Regardless of some dysfunctional situations we faced at home, mum and dad never turned their backs. They chose to keep fighting for their kids, chose being the important word. We all have choices to make in life and everyday they made the same choice of putting their kids first. I hardly saw dad around when I was younger even though he lived with us but he was out making the cheddar like my partner Scott would say. Yes, he spent a lot of it on alcohol but we never went without breakfast, lunch or dinner. Mum devoted everyday to being a mum before anything else, being our nurse, cleaner, cook, our most annoying yet best teacher and so much more. Now that I’m older I can say I would of liked my mum to look after herself a lot more than she did but that goes to show just how endless a mother’s love is.
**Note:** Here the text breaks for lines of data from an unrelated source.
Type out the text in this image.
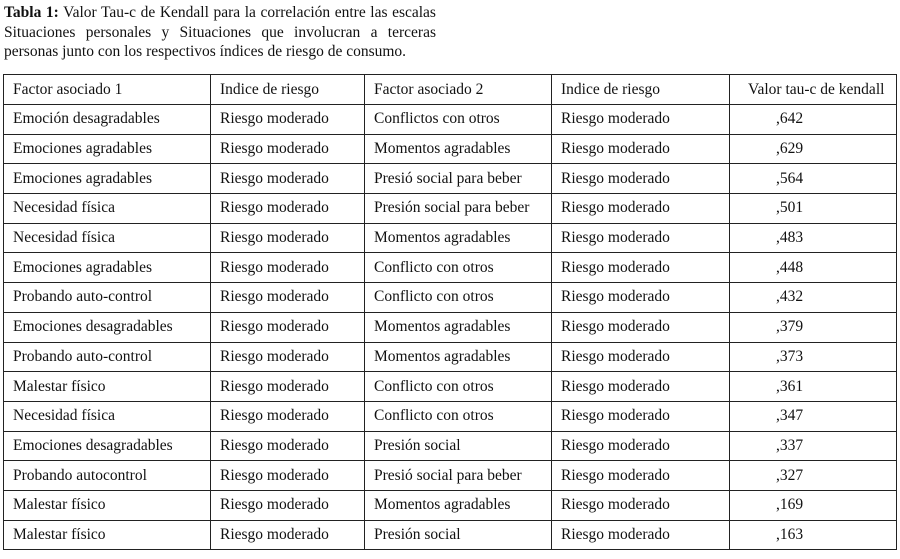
Tabla 1: Valor Tau-c de Kendall para la correlación entre las escalas
Situaciones personales y Situaciones que involucran a terceras
personas junto con los respectivos índices de riesgo de consumo.
Factor asociado 1	Indice de riesgo	Factor asociado 2	Indice de riesgo	Valor tau-c de kendall
Emoción desagradables	Riesgo moderado	Conflictos con otros	Riesgo moderado	,642
Emociones agradables	Riesgo moderado	Momentos agradables	Riesgo moderado	,629
Emociones agradables	Riesgo moderado	Presió social para beber	Riesgo moderado	,564
Necesidad física	Riesgo moderado	Presión social para beber	Riesgo moderado	,501
Necesidad física	Riesgo moderado	Momentos agradables	Riesgo moderado	,483
Emociones agradables	Riesgo moderado	Conflicto con otros	Riesgo moderado	,448
Probando auto-control	Riesgo moderado	Conflicto con otros	Riesgo moderado	,432
Emociones desagradables	Riesgo moderado	Momentos agradables	Riesgo moderado	,379
Probando auto-control	Riesgo moderado	Momentos agradables	Riesgo moderado	,373
Malestar físico	Riesgo moderado	Conflicto con otros	Riesgo moderado	,361
Necesidad física	Riesgo moderado	Conflicto con otros	Riesgo moderado	,347
Emociones desagradables	Riesgo moderado	Presión social	Riesgo moderado	,337
Probando autocontrol	Riesgo moderado	Presió social para beber	Riesgo moderado	,327
Malestar físico	Riesgo moderado	Momentos agradables	Riesgo moderado	,169
Malestar físico	Riesgo moderado	Presión social	Riesgo moderado	,163
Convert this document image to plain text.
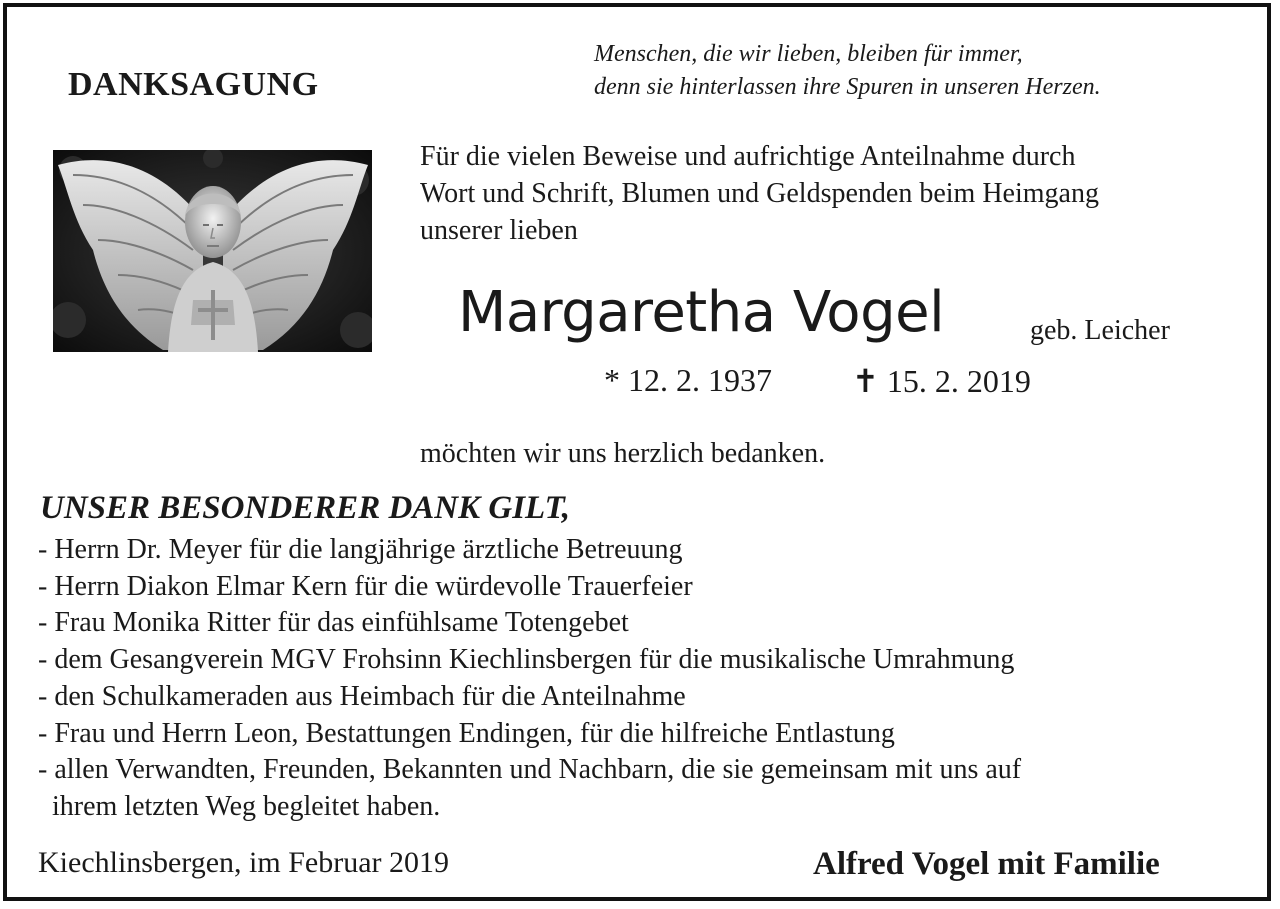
DANKSAGUNG
Menschen, die wir lieben, bleiben für immer,
denn sie hinterlassen ihre Spuren in unseren Herzen.
Für die vielen Beweise und aufrichtige Anteilnahme durch
Wort und Schrift, Blumen und Geldspenden beim Heimgang
unserer lieben
Margaretha Vogel	geb. Leicher
* 12. 2. 1937	✝ 15. 2. 2019
möchten wir uns herzlich bedanken.
UNSER BESONDERER DANK GILT,
- Herrn Dr. Meyer für die langjährige ärztliche Betreuung
- Herrn Diakon Elmar Kern für die würdevolle Trauerfeier
- Frau Monika Ritter für das einfühlsame Totengebet
- dem Gesangverein MGV Frohsinn Kiechlinsbergen für die musikalische Umrahmung
- den Schulkameraden aus Heimbach für die Anteilnahme
- Frau und Herrn Leon, Bestattungen Endingen, für die hilfreiche Entlastung
- allen Verwandten, Freunden, Bekannten und Nachbarn, die sie gemeinsam mit uns auf
ihrem letzten Weg begleitet haben.
Kiechlinsbergen, im Februar 2019	Alfred Vogel mit Familie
My parents showed their love and commitment in completely different ways and I’m grateful for both as it’s made me who I am today, dysfunctional yet functional!
Thank you mum for carrying me for 9 whole months not knowing I’d only be a headache, thank you for teaching me how to be compassionate, kind and honest. Thank you dad for never leaving, thank you for teaching me how to be strong, independent and determined, oh and for your money of course.
A parents love is the only love that is truly selfless, truly unconditional and truly forgiving.